Comparative Study of Invasive Squamous Cell Carcinoma and Verrucous Carcinoma of the Oral Cavity: Expression of bcl-2, p53, and Her- 2/neu, And Indexes of Cell Turnover

Cinthia B Drachenberg MDa, Remy Blanchaert MD DDSb, Olga B Ioffe MDa, Robert A Ord MD DDSb, John C Papadimitriou MD PhDa

Departments of aPathology and b Oral and Maxillofacial Surgery, University of Maryland School of Medicine, Baltimore, MD

Address all correspondence and reprint requests to: John C. Papadimitriou, M.D., Ph.D., Department of Pathology, University of Maryland Hospital 22 South Greene St.. Baltimore, MD 21201.
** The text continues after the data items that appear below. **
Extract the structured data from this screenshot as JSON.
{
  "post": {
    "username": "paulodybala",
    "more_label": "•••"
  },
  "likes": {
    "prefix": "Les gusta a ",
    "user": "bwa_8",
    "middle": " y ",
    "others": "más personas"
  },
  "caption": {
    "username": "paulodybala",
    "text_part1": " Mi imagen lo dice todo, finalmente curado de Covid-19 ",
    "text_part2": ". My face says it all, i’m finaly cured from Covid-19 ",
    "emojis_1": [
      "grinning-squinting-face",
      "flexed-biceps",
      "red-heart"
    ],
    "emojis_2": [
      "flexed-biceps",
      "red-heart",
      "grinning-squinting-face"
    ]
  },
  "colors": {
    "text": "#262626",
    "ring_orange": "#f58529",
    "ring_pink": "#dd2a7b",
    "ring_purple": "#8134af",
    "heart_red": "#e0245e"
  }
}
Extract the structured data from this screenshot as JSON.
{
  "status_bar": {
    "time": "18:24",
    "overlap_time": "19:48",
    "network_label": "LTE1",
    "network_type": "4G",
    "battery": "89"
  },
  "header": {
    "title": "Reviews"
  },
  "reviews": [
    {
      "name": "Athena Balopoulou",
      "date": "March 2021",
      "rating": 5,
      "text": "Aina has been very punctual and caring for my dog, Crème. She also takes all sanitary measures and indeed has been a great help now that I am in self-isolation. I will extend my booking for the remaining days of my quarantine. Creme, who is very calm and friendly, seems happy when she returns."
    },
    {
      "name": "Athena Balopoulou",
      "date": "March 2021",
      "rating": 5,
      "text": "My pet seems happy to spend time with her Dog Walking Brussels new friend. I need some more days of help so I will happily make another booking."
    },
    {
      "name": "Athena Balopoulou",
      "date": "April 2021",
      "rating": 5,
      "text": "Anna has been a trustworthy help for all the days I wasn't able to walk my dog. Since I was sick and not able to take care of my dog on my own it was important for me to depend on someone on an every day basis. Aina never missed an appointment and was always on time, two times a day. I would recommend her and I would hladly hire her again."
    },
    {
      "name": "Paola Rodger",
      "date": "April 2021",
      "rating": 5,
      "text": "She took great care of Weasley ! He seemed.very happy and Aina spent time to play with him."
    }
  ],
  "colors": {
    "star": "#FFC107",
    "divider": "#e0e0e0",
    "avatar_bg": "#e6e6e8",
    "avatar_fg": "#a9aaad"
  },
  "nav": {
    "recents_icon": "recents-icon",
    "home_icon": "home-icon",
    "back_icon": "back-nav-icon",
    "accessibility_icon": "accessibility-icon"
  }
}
ABSTRACT: Significant clinical and biological differences are found between invasive squamous cell carcinoma (SCCA) and verrucous carcinoma (VC) of the oral cavity. The correct diagnosis of these tumors has important therapeutic implications. Immunoperoxidase stains for bcl-2, p53, and Her- 2/neu, and in situ end-labeling of DNA to identify apoptosis were performed in eight VC and eight SCCA matched for age, sex, and stage. Marked differences were identified in the pattern of expression of oncogenes and the indexes of cell turnover in these two types of tumors. VC displayed minimal apoptosis in rare keratinizing cells (0 to 3%); p53-positive cells (4/8) and Ki- 67 (8/8) were confined to the nuclei of the basal proliferating layers; and bcl-2 (4/8) was expressed only in the cytoplasm of rare tumor cells. In contrast, SCCA displayed higher apoptosis rates (5 to 10%), whereas p53- (5/8) and Ki-67- (8/8) positive nuclei were distributed randomly throughout the tumor. Very well differentiated areas in one SCCA case had a pattern of staining for p53 and Ki-67 similar to the one seen in VC. In SCCA bcl-2 showed patchy cytoplasmic staining (4/8) or strong cytoplasmic and nuclear positivity (2/8) in the less differentiated tumors. Her-2/neu was negative in all VC and SCCA cases. The different levels and patterns of gene expression and cell turnover between SCCA and VC undoubtedly correlate with the different biology and prognosis of these tumors.

KEY WORDS: apoptosis, DNA in situ end-labeling, Ki-67.